The counsel for the teams’ statement
23XI and Front Row Motorsports are presenting the court with a second preliminary injunction based on fresh evidence, in accordance with Judge Whitney’s previous decision. As part of their monopolistic control, my clients are also requesting this action to invalidate the release clause that NASCAR eliminated from its open agreement but continues to use in its charter agreements. I have faith that the court will take action to shield my clients from NASCAR’s anticompetitive behavior.

What comes next?
NASCAR must now file a response. The teams wants it by December 6 and NASCAR wants December 9. The teams then must reply to that. Teams want to respond by December 10 but NASCAR wants December 11. Teams wants a hearing on December 12 or 13 and NASCAR wants a date at the court’s discretion.

Simplify this
Before the two teams’ antitrust lawsuit against NASCAR can proceed, what becomes of the charters they hold and those they purchased needs to be determined.

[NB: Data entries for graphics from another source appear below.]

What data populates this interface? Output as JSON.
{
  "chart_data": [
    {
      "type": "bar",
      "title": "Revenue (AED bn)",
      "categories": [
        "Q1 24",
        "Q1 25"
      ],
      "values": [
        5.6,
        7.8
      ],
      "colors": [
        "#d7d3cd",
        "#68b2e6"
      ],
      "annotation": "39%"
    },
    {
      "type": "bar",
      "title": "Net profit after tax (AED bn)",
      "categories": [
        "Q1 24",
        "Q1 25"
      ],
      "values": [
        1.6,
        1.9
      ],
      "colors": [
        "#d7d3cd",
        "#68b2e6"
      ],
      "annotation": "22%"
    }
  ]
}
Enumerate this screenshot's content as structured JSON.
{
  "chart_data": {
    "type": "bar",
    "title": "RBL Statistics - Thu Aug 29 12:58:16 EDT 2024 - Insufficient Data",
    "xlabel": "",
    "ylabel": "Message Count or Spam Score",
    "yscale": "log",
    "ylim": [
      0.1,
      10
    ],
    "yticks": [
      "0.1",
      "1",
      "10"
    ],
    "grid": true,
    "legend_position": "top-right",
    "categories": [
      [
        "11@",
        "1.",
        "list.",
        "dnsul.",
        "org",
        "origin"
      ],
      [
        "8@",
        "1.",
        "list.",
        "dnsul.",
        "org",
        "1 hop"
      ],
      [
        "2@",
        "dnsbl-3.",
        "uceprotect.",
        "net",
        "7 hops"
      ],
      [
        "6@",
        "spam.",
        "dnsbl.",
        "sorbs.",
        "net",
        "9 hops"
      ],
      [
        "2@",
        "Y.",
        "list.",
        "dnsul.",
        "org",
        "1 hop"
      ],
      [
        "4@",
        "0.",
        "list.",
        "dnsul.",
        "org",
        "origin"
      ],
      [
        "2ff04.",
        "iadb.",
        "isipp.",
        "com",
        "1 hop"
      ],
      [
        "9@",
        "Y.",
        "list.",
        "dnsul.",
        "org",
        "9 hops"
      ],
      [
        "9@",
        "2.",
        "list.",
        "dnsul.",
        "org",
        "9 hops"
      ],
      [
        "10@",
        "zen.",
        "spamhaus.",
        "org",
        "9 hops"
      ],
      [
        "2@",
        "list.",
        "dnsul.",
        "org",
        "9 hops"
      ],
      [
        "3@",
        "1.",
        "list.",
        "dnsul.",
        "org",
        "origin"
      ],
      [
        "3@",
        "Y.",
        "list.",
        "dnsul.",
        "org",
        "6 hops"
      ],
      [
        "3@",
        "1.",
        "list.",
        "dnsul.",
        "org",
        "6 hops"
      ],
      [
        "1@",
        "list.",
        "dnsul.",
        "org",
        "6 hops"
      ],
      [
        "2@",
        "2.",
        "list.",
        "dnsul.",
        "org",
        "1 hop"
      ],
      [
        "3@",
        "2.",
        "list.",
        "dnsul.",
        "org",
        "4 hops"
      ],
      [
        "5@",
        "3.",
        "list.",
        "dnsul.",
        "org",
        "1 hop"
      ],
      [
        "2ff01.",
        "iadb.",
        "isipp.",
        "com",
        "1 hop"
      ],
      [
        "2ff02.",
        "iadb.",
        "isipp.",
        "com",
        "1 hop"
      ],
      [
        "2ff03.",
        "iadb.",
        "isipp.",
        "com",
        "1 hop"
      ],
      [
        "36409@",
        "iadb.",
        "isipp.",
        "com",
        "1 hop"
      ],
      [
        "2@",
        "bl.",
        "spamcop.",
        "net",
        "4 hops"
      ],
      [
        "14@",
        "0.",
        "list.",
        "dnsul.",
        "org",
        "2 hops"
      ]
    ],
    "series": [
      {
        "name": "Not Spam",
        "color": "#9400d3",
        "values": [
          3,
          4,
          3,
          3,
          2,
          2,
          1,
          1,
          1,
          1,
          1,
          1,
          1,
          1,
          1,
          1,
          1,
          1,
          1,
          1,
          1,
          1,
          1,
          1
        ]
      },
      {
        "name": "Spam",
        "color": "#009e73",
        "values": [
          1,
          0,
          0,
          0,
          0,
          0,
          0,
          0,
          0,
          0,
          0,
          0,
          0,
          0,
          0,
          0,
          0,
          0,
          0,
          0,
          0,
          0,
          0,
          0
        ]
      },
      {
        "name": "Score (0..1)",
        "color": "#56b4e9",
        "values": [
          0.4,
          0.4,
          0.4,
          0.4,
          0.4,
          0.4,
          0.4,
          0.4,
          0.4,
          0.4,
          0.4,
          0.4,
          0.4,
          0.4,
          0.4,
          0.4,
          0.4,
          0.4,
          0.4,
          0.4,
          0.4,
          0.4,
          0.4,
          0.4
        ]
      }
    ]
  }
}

The teams want to maintain the status quo of chartered protection until judgement or a settlement, despite not signing the deal that preceded this lawsuit. NASCAR rejects this proposal on the basis that the teams did not sign the agreement and should run as open teams, which is something 23XI and Front Row have publicly stated an intent to. In any case, this has to be resolved before the start of the season, much less before the lawsuit itself can even begin in earnest.